Все собою заполнила, все испоганила!

Мачеха!

— Как жаль, что вы не поете! — орет хрипло, разбойниче и рвет фотографию ла миллионы грязно-серых кусочков.

Все, порвал. У сыщика нет фотографии, у него теперь тоже нет!

А внутри у Антохи шторм, ураган. Отец, ты — слабак, неудачник, как смел прятать этот гадский кларнет, свою позорную память? Мысли, слова, все — злые, все — бешеные, крутятся, вьются, Антоха начинает метаться, влезает в рубаху, нитки трещат, ищет сандалии, скорее прочь, прочь из этого гадского дома!..

А на улице жарко, светло. На улице празднично. На улице пьют фруктовые соки, смеются.

Пять остановок — Антоха намертво помнит. Серый дом, арка, вход со двора. Лязгнул лифт, приглашающе раздвинулись двери.

Лифта не надо!

Мигом взбежал на седьмой этаж, сердце стучало, дыхание сбилось, но отчего-то на душе было уверенно, крепко.

Дзинь-дзинь!

Двери лифта загрохотали внизу.

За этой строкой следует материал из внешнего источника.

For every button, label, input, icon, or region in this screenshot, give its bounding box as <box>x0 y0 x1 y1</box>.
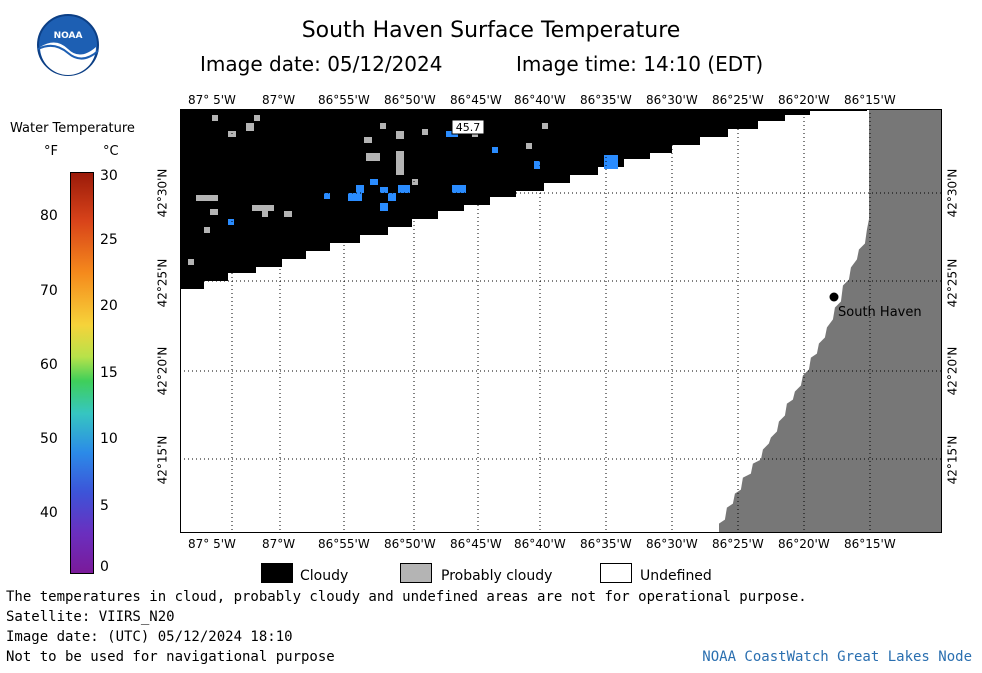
key-probably-cloudy-swatch <box>400 563 432 583</box>
satellite: Satellite: VIIRS_N20 <box>6 609 175 625</box>
lat-label-right-0: 42°30'N <box>945 168 960 218</box>
noaa-logo: NOAA <box>37 14 99 76</box>
color-scale-bar <box>70 172 94 574</box>
city-label: South Haven <box>838 305 922 320</box>
lon-label-bottom-1: 87°W <box>262 537 296 551</box>
lon-label-bottom-4: 86°45'W <box>450 537 502 551</box>
lat-label-left-0: 42°30'N <box>155 168 170 218</box>
lon-label-bottom-5: 86°40'W <box>514 537 566 551</box>
lat-label-right-1: 42°25'N <box>945 258 960 308</box>
lon-label-top-1: 87°W <box>262 93 296 107</box>
legend-c-tick-0: 0 <box>100 559 109 575</box>
lon-label-bottom-8: 86°25'W <box>712 537 764 551</box>
legend-unit-c: °C <box>103 144 119 159</box>
lon-label-top-9: 86°20'W <box>778 93 830 107</box>
legend-c-tick-10: 10 <box>100 431 118 447</box>
legend-unit-f: °F <box>44 144 58 159</box>
lat-label-left-2: 42°20'N <box>155 346 170 396</box>
temp-label: 45.7 <box>456 121 481 134</box>
utc-date: Image date: (UTC) 05/12/2024 18:10 <box>6 629 293 645</box>
key-undefined-label: Undefined <box>640 568 712 584</box>
lon-label-bottom-0: 87° 5'W <box>188 537 236 551</box>
lon-label-top-8: 86°25'W <box>712 93 764 107</box>
key-probably-cloudy-label: Probably cloudy <box>441 568 553 584</box>
lat-label-right-3: 42°15'N <box>945 435 960 485</box>
page-title: South Haven Surface Temperature <box>301 18 681 43</box>
lon-label-top-2: 86°55'W <box>318 93 370 107</box>
legend-title: Water Temperature <box>10 121 135 136</box>
land-region <box>718 109 942 533</box>
lon-label-top-10: 86°15'W <box>844 93 896 107</box>
lon-label-top-5: 86°40'W <box>514 93 566 107</box>
legend-f-tick-60: 60 <box>40 357 58 373</box>
legend-f-tick-50: 50 <box>40 431 58 447</box>
lon-label-bottom-7: 86°30'W <box>646 537 698 551</box>
lon-label-top-7: 86°30'W <box>646 93 698 107</box>
legend-f-tick-80: 80 <box>40 208 58 224</box>
legend-c-tick-25: 25 <box>100 232 118 248</box>
credit: NOAA CoastWatch Great Lakes Node <box>702 649 972 665</box>
coastline <box>717 109 869 533</box>
temperature-map: 45.7 South Haven <box>180 109 942 533</box>
south-haven-marker <box>829 292 839 302</box>
disclaimer: The temperatures in cloud, probably clou… <box>6 589 807 605</box>
svg-text:NOAA: NOAA <box>54 31 83 41</box>
lon-label-top-0: 87° 5'W <box>188 93 236 107</box>
lon-label-bottom-3: 86°50'W <box>384 537 436 551</box>
legend-c-tick-5: 5 <box>100 498 109 514</box>
lon-label-bottom-6: 86°35'W <box>580 537 632 551</box>
key-cloudy-swatch <box>261 563 293 583</box>
lon-label-bottom-2: 86°55'W <box>318 537 370 551</box>
lat-label-left-3: 42°15'N <box>155 435 170 485</box>
temp-label-box <box>451 119 485 135</box>
lon-label-top-3: 86°50'W <box>384 93 436 107</box>
lon-label-top-4: 86°45'W <box>450 93 502 107</box>
image-date: Image date: 05/12/2024 <box>200 52 443 76</box>
legend-c-tick-15: 15 <box>100 365 118 381</box>
legend-f-tick-40: 40 <box>40 505 58 521</box>
lon-label-bottom-10: 86°15'W <box>844 537 896 551</box>
legend-f-tick-70: 70 <box>40 283 58 299</box>
lat-label-right-2: 42°20'N <box>945 346 960 396</box>
key-undefined-swatch <box>600 563 632 583</box>
legend-c-tick-20: 20 <box>100 298 118 314</box>
lon-label-top-6: 86°35'W <box>580 93 632 107</box>
lon-label-bottom-9: 86°20'W <box>778 537 830 551</box>
legend-c-tick-30: 30 <box>100 168 118 184</box>
key-cloudy-label: Cloudy <box>300 568 349 584</box>
image-time: Image time: 14:10 (EDT) <box>516 52 764 76</box>
graticule <box>180 109 942 533</box>
lat-label-left-1: 42°25'N <box>155 258 170 308</box>
nav-warning: Not to be used for navigational purpose <box>6 649 335 665</box>
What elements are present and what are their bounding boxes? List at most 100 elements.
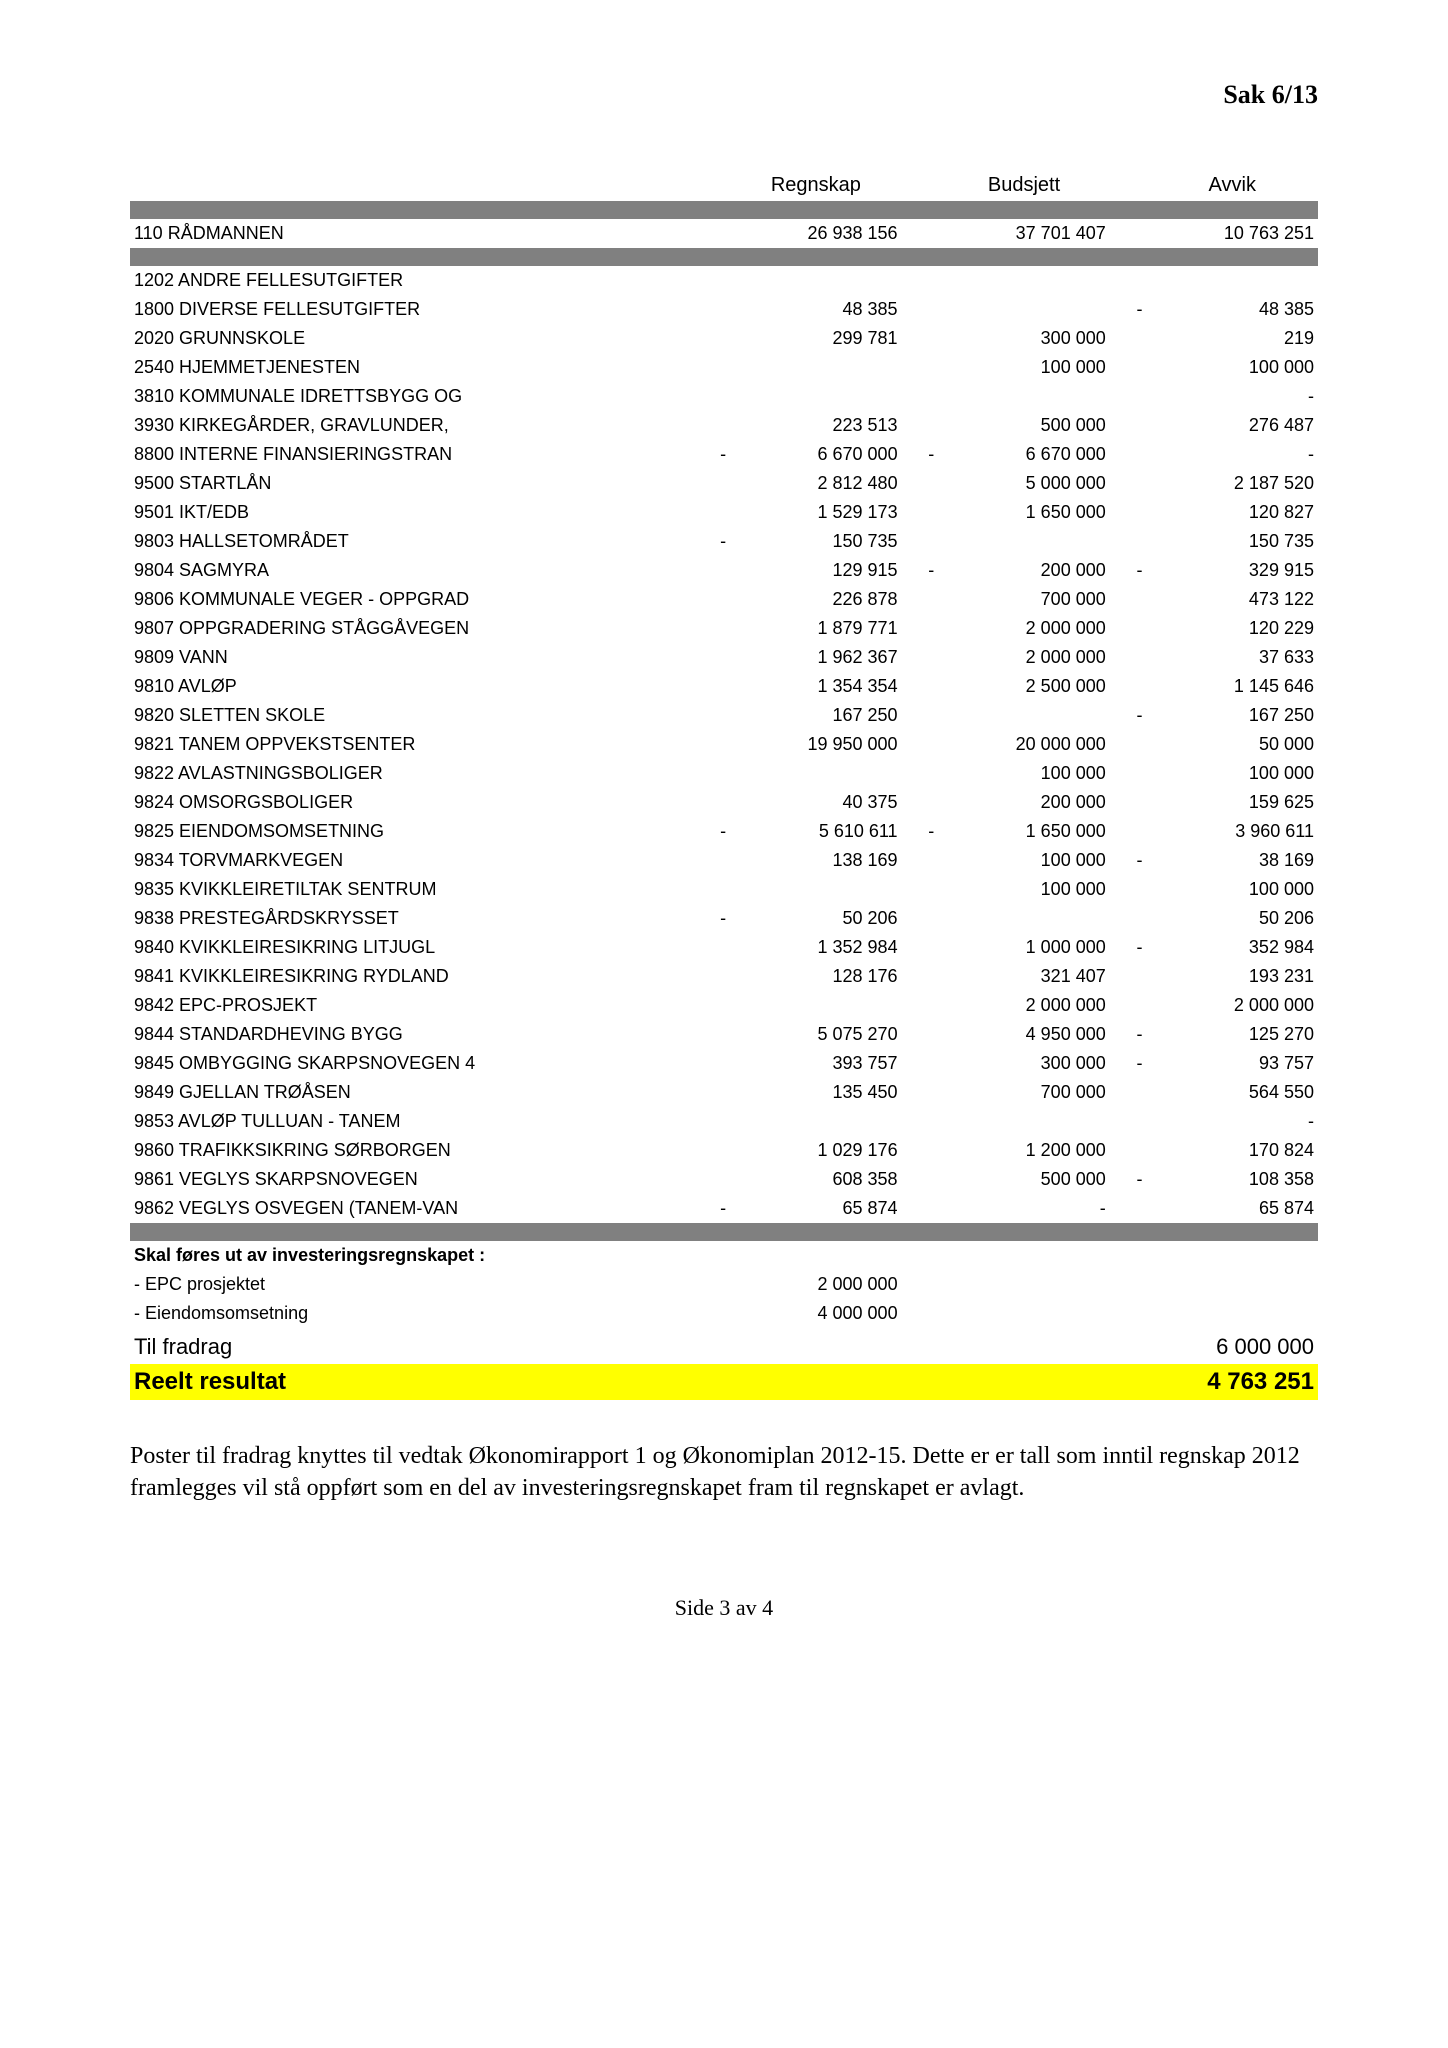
table-row: 1800 DIVERSE FELLESUTGIFTER48 385-48 385 bbox=[130, 295, 1318, 324]
row-avvik-sign bbox=[1110, 353, 1147, 382]
row-label: 9840 KVIKKLEIRESIKRING LITJUGL bbox=[130, 933, 693, 962]
row-avvik-sign bbox=[1110, 672, 1147, 701]
table-row: 9840 KVIKKLEIRESIKRING LITJUGL1 352 9841… bbox=[130, 933, 1318, 962]
grey-separator bbox=[130, 1223, 1318, 1241]
row-label: 9803 HALLSETOMRÅDET bbox=[130, 527, 693, 556]
row-avvik-sign: - bbox=[1110, 1049, 1147, 1078]
row-budsjett-sign bbox=[902, 585, 939, 614]
til-fradrag-row: Til fradrag 6 000 000 bbox=[130, 1328, 1318, 1364]
row-avvik: 150 735 bbox=[1146, 527, 1318, 556]
main-row-avvik: 10 763 251 bbox=[1146, 219, 1318, 248]
row-avvik-sign bbox=[1110, 266, 1147, 295]
row-regnskap-sign bbox=[693, 585, 730, 614]
row-budsjett-sign bbox=[902, 295, 939, 324]
row-budsjett-sign bbox=[902, 904, 939, 933]
column-headers: Regnskap Budsjett Avvik bbox=[130, 170, 1318, 201]
table-row: 9806 KOMMUNALE VEGER - OPPGRAD226 878700… bbox=[130, 585, 1318, 614]
table-row: 9844 STANDARDHEVING BYGG5 075 2704 950 0… bbox=[130, 1020, 1318, 1049]
row-avvik-sign bbox=[1110, 730, 1147, 759]
row-avvik: - bbox=[1146, 440, 1318, 469]
row-budsjett-sign bbox=[902, 962, 939, 991]
row-avvik-sign: - bbox=[1110, 1165, 1147, 1194]
row-budsjett: 6 670 000 bbox=[938, 440, 1109, 469]
row-budsjett: 700 000 bbox=[938, 585, 1109, 614]
deduct-row-label: - Eiendomsomsetning bbox=[130, 1299, 693, 1328]
table-row: 9845 OMBYGGING SKARPSNOVEGEN 4393 757300… bbox=[130, 1049, 1318, 1078]
table-row: 3810 KOMMUNALE IDRETTSBYGG OG- bbox=[130, 382, 1318, 411]
til-fradrag-value: 6 000 000 bbox=[1146, 1328, 1318, 1364]
row-budsjett-sign bbox=[902, 353, 939, 382]
row-budsjett-sign bbox=[902, 469, 939, 498]
row-avvik: 100 000 bbox=[1146, 353, 1318, 382]
row-budsjett: 200 000 bbox=[938, 556, 1109, 585]
row-budsjett bbox=[938, 266, 1109, 295]
row-regnskap-sign bbox=[693, 614, 730, 643]
row-budsjett: 2 000 000 bbox=[938, 614, 1109, 643]
row-avvik-sign bbox=[1110, 614, 1147, 643]
row-avvik: 120 827 bbox=[1146, 498, 1318, 527]
row-regnskap: 50 206 bbox=[730, 904, 901, 933]
table-row: 9500 STARTLÅN2 812 4805 000 0002 187 520 bbox=[130, 469, 1318, 498]
row-regnskap: 223 513 bbox=[730, 411, 901, 440]
main-row: 110 RÅDMANNEN 26 938 156 37 701 407 10 7… bbox=[130, 219, 1318, 248]
row-avvik-sign bbox=[1110, 411, 1147, 440]
row-avvik: 120 229 bbox=[1146, 614, 1318, 643]
row-avvik-sign bbox=[1110, 440, 1147, 469]
row-regnskap-sign bbox=[693, 411, 730, 440]
row-avvik: 108 358 bbox=[1146, 1165, 1318, 1194]
row-regnskap bbox=[730, 759, 901, 788]
row-regnskap: 393 757 bbox=[730, 1049, 901, 1078]
row-regnskap-sign: - bbox=[693, 904, 730, 933]
row-label: 9844 STANDARDHEVING BYGG bbox=[130, 1020, 693, 1049]
row-regnskap bbox=[730, 991, 901, 1020]
row-regnskap-sign: - bbox=[693, 1194, 730, 1223]
row-label: 9842 EPC-PROSJEKT bbox=[130, 991, 693, 1020]
row-regnskap bbox=[730, 382, 901, 411]
row-budsjett-sign bbox=[902, 266, 939, 295]
row-budsjett: 700 000 bbox=[938, 1078, 1109, 1107]
row-avvik-sign bbox=[1110, 759, 1147, 788]
row-label: 9862 VEGLYS OSVEGEN (TANEM-VAN bbox=[130, 1194, 693, 1223]
table-row: 1202 ANDRE FELLESUTGIFTER bbox=[130, 266, 1318, 295]
row-regnskap: 1 029 176 bbox=[730, 1136, 901, 1165]
grey-separator bbox=[130, 248, 1318, 266]
col-avvik: Avvik bbox=[1146, 170, 1318, 201]
row-budsjett bbox=[938, 904, 1109, 933]
row-regnskap-sign bbox=[693, 353, 730, 382]
row-regnskap-sign bbox=[693, 1136, 730, 1165]
col-regnskap: Regnskap bbox=[730, 170, 901, 201]
row-regnskap: 65 874 bbox=[730, 1194, 901, 1223]
row-budsjett-sign: - bbox=[902, 817, 939, 846]
row-budsjett: 100 000 bbox=[938, 875, 1109, 904]
row-avvik-sign bbox=[1110, 904, 1147, 933]
row-budsjett-sign bbox=[902, 846, 939, 875]
row-budsjett: 100 000 bbox=[938, 846, 1109, 875]
page-footer: Side 3 av 4 bbox=[130, 1595, 1318, 1621]
row-avvik: 3 960 611 bbox=[1146, 817, 1318, 846]
row-regnskap: 1 354 354 bbox=[730, 672, 901, 701]
main-row-label: 110 RÅDMANNEN bbox=[130, 219, 693, 248]
row-avvik-sign bbox=[1110, 498, 1147, 527]
row-budsjett: 1 000 000 bbox=[938, 933, 1109, 962]
row-avvik-sign: - bbox=[1110, 295, 1147, 324]
row-regnskap: 5 610 611 bbox=[730, 817, 901, 846]
row-budsjett-sign bbox=[902, 759, 939, 788]
row-regnskap: 299 781 bbox=[730, 324, 901, 353]
row-budsjett: 1 200 000 bbox=[938, 1136, 1109, 1165]
row-label: 9845 OMBYGGING SKARPSNOVEGEN 4 bbox=[130, 1049, 693, 1078]
row-regnskap-sign bbox=[693, 556, 730, 585]
deduct-row-value: 4 000 000 bbox=[730, 1299, 901, 1328]
row-label: 9806 KOMMUNALE VEGER - OPPGRAD bbox=[130, 585, 693, 614]
row-regnskap-sign bbox=[693, 498, 730, 527]
row-budsjett: 300 000 bbox=[938, 324, 1109, 353]
row-avvik: 65 874 bbox=[1146, 1194, 1318, 1223]
reelt-value: 4 763 251 bbox=[1146, 1364, 1318, 1400]
row-regnskap: 150 735 bbox=[730, 527, 901, 556]
row-avvik-sign: - bbox=[1110, 933, 1147, 962]
row-budsjett bbox=[938, 1107, 1109, 1136]
row-label: 3810 KOMMUNALE IDRETTSBYGG OG bbox=[130, 382, 693, 411]
row-regnskap: 40 375 bbox=[730, 788, 901, 817]
report-table: Regnskap Budsjett Avvik 110 RÅDMANNEN 26… bbox=[130, 170, 1318, 1400]
table-row: 9821 TANEM OPPVEKSTSENTER19 950 00020 00… bbox=[130, 730, 1318, 759]
row-regnskap-sign bbox=[693, 875, 730, 904]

Кто-то торопился подняться.

Дзинь-дзинь!

Неожиданно возникло желание поскорее очутиться в квартире, словно там, в этом лифте, находился такой человек, от которого лучше держаться подальше.

Отчаянно занажимал кнопку звонка.

Лифт — точно! — со стуком остановился сзади него.

«Кто там?» — послышалось из квартиры, а двери лифта задергались, кто-то сильной рукой ускорял их движение.

— Егор Исаевич! — закричал Антоха в щель двери, — откройте!

И, поспешно войдя, обернулся. Не поверил глазам: человек, который вышел из лифта и направлялся за ним, неожиданно развернулся, резко шагнул к лестнице, словно избегая Антоху.

Антоха толкнул дверь и прижал. Щелкнул замок. Кто же там был? — тут же выругал себя за поспешность. И тем не менее испытал облегчение, спрятавшись от человека из лифта.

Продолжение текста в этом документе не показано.